Tuesday, August 14, 2018

No One Prepares You for your Kids Dating


    I remember my mother telling me that it felt like she blinked and my sister and I were adults with children of our own.  These were in the days that I had a little girl in school, twin preschoolers, and an infant and it felt like my sanity may not last me to the end of the day.  I gave her that little smile, the smile that said I'm being polite, but I think you're full of horse poop because these days I am putting in right now feel like they are endless.
   
  My mother's words no longer sound like the words of someone who is wistfully recalling her younger days.  Those words hold a frightening amount of truth right now.  My babies are not babies anymore, and it hurts more than I anticipated that it would.  I can no longer protect them from the world.  I have to let them go out and get hurt, and all I can do is hold them when it's all done.  I feel so powerless.

    I knew that this day was coming.  I knew it was coming, but when you look into the distance things seem so tiny and so far away, it's not until you are speeding up on them that you realize how unprepared for the hugeness of it all you actually are.  This is how I am feeling right now, like I am perched upon the edge, unsure of my balance, terrified that I will fall.

    So often when people reminisce about their teens and dating they remember with the rose coloured glasses tightly affixed to their face.  They remember the highs.  When you see that guy and he looks at you and you feel that mixture of euphoria and nausea.  When that boy you really like asks you out and you feel like you won the lottery and once again that mixture of euphoria and nausea.  How often do you remember the agony of heartbreak.  That boy who you love, but who doesn't know you exist, or just doesn't care that you exist.  That feeling like someone literally reached into your chest, pulled out your heart with their bare hands and then shredded it with a knife.  That feeling where you want to lay in your bed, and wish you could just cease to exist, the pain does not feel like it will ever lift. When I look back on my youth I remember the boys that I loved, but I remember those feelings of agony.

    My kids are getting older now.  Gracie is going into grade 12 this year, and I'm not sure how that happened.  I feel like we were just picking out that special backpack and lunch pail for the first day of junior kindergarten.  I felt like she was such a big girl and I cried.  The twins are going into grade 9.  Those tiny babies I was terrified to hold because they were so tiny and fragile looking 6 pounds 4 ounces and 6 pounds 7 ounces are now 5 foot 4 and 6 foot 2.  My miracle baby, the baby who should not even exist is going into grade 5.  Somehow that time that it felt like life was crawling by, was switched to fast forward and no-one told me.
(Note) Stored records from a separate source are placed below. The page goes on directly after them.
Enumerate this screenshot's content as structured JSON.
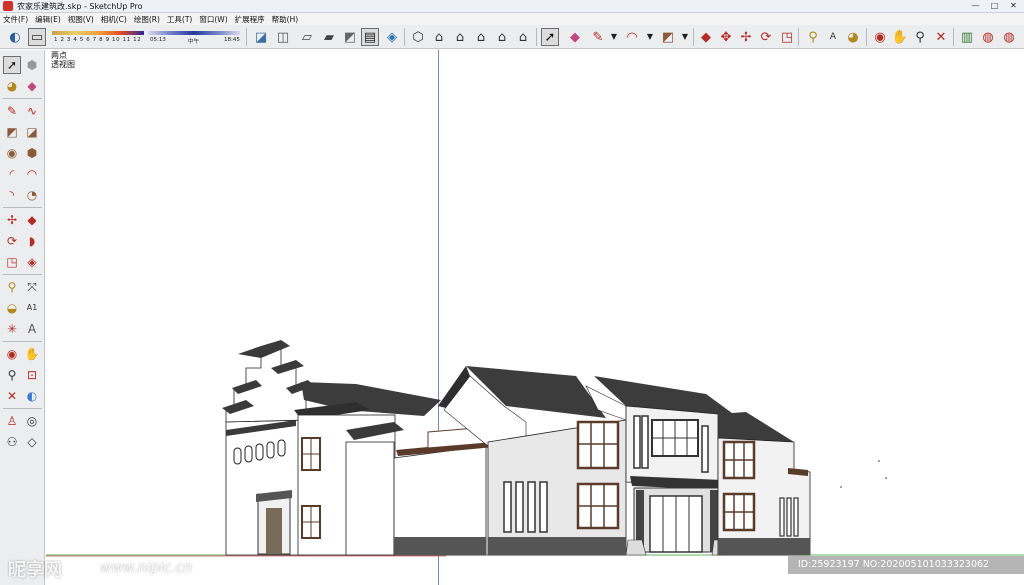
{
  "window": {
    "title": "农家乐建筑改.skp - SketchUp Pro",
    "controls": [
      "—",
      "□",
      "✕"
    ]
  },
  "menu": [
    "文件(F)",
    "编辑(E)",
    "视图(V)",
    "相机(C)",
    "绘图(R)",
    "工具(T)",
    "窗口(W)",
    "扩展程序",
    "帮助(H)"
  ],
  "shadow_settings": {
    "month_ticks": "1 2 3 4 5 6 7 8 9 10 11 12",
    "time_start": "05:13",
    "time_mid": "中午",
    "time_end": "18:45"
  },
  "viewport": {
    "camera_mode": "两点",
    "view_name": "透视图"
  },
  "watermark": {
    "logo": "昵享网",
    "site": "www.nipic.cn",
    "id_text": "ID:25923197 NO:20200510103332306​2"
  },
  "colors": {
    "axis_blue": "#7b84c9",
    "axis_green": "#5fb35f",
    "axis_red": "#d05050",
    "roof": "#3c3c3c",
    "wall": "#ffffff",
    "wall_shade": "#e4e4e4",
    "frame": "#5a3b2a"
  }
}
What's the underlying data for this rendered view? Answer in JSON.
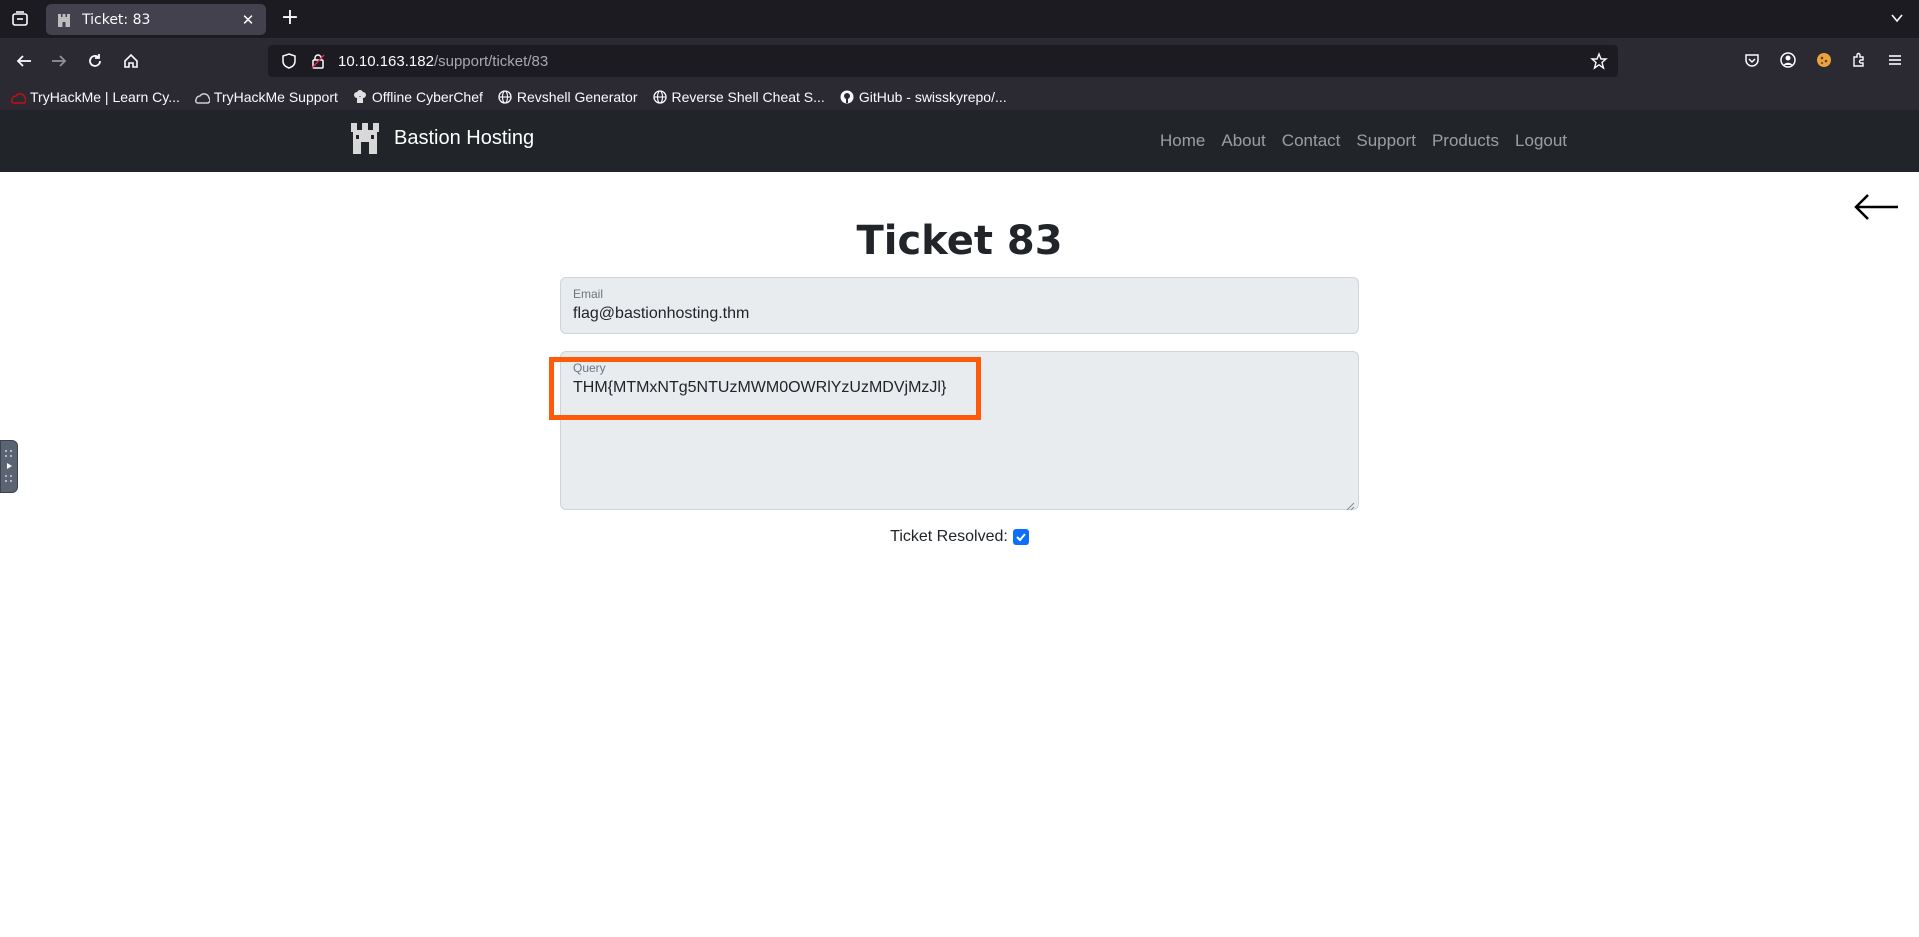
{
  "browser": {
    "tab": {
      "title": "Ticket: 83"
    },
    "url": {
      "host": "10.10.163.182",
      "path": "/support/ticket/83"
    },
    "bookmarks": [
      {
        "label": "TryHackMe | Learn Cy...",
        "icon": "tryhackme-icon"
      },
      {
        "label": "TryHackMe Support",
        "icon": "cloud-icon"
      },
      {
        "label": "Offline CyberChef",
        "icon": "chef-icon"
      },
      {
        "label": "Revshell Generator",
        "icon": "globe-icon"
      },
      {
        "label": "Reverse Shell Cheat S...",
        "icon": "globe-icon"
      },
      {
        "label": "GitHub - swisskyrepo/...",
        "icon": "github-icon"
      }
    ]
  },
  "site": {
    "brand": "Bastion Hosting",
    "nav": [
      "Home",
      "About",
      "Contact",
      "Support",
      "Products",
      "Logout"
    ]
  },
  "ticket": {
    "title": "Ticket 83",
    "email_label": "Email",
    "email_value": "flag@bastionhosting.thm",
    "query_label": "Query",
    "query_value": "THM{MTMxNTg5NTUzMWM0OWRlYzUzMDVjMzJl}",
    "resolved_label": "Ticket Resolved:",
    "resolved_checked": true
  },
  "colors": {
    "highlight": "#ff5a0a",
    "checkbox": "#0d6efd",
    "site_nav_bg": "#212529"
  }
}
    I know that I am biased but my children are beautiful.  I see the way boys look at my stunningly beautiful big girls.  I see girls rubberneck to look at my giant of a son who has shed his baby looks and his face is becoming much more chiseled and grown up looking.  This is what I wished for.  I wanted them to grow up and be strong and beautiful.  I wanted them to be independent and take the world by storm.  I've been preparing them, or at least trying to prepare them.  When I thought about their future I only saw the beauty, my rose coloured glasses tightly affixed to my face.  They are so smart, and beautiful, and confident, no-one would ever hurt them.

    Here is what no one prepares you for in your children't teen years.  People are going to hurt them, they may not do it intentionally, but people are going to hurt them.  It's not like when they were tiny and you could call up the school and get justice.  It's not like when you could casually mention to that hurtful child's parents what they had done.  No, now I have to sit on the sidelines watching the pain, and all I can do is watch.  I can offer advice and hugs and ice-cream, but I can't fix broken hearts, there are no bandaids for that.  There is nothing I can do to make it better, no amount of kissing boo boos to take away the pain.  It is killing me to just sit on the sidelines, doing nothing to protect them.  I know that they need the broken hearts.  It's the failed relationships that make you realize what you want in a good one.  Broken hearts build character, at least that's what I keep telling myself.  I lived through broken hearts, the kids will too... but I didn't anticipate how much my heart would break along side of theirs.

    As the parent of teens you want your children to date.  You want your children to feel that euphoria of their first kiss, the sweaty palms of holding hands.  You want them to live, really and truly live.  I want them to live life like a person who is starving and digs in with two hands.  I want them to take risks (within reason), and to make mistakes (within reason).  All of the things that I want for them, I do so theoretically.  Theoretically I want them to do all of these things, because the theory behind it makes sense.  The up close reality is scary as hell because all I can do is watch from a far.  It's like when they learned to ride their bikes and I watched as they wobbled and sometimes fell,  blood and all.  Eventually they learned to ride, but there were injuries along the way.

    No one prepares you for this chapter, the dating chapter.  It's like the secret chapter that only reveals itself when you come to it.  The thing that scares me is that if I am so emotionally involved right now, and they have only dipped their toes into the dating waters, how will I manage when they dive in and swim out so far that I can't rescue them?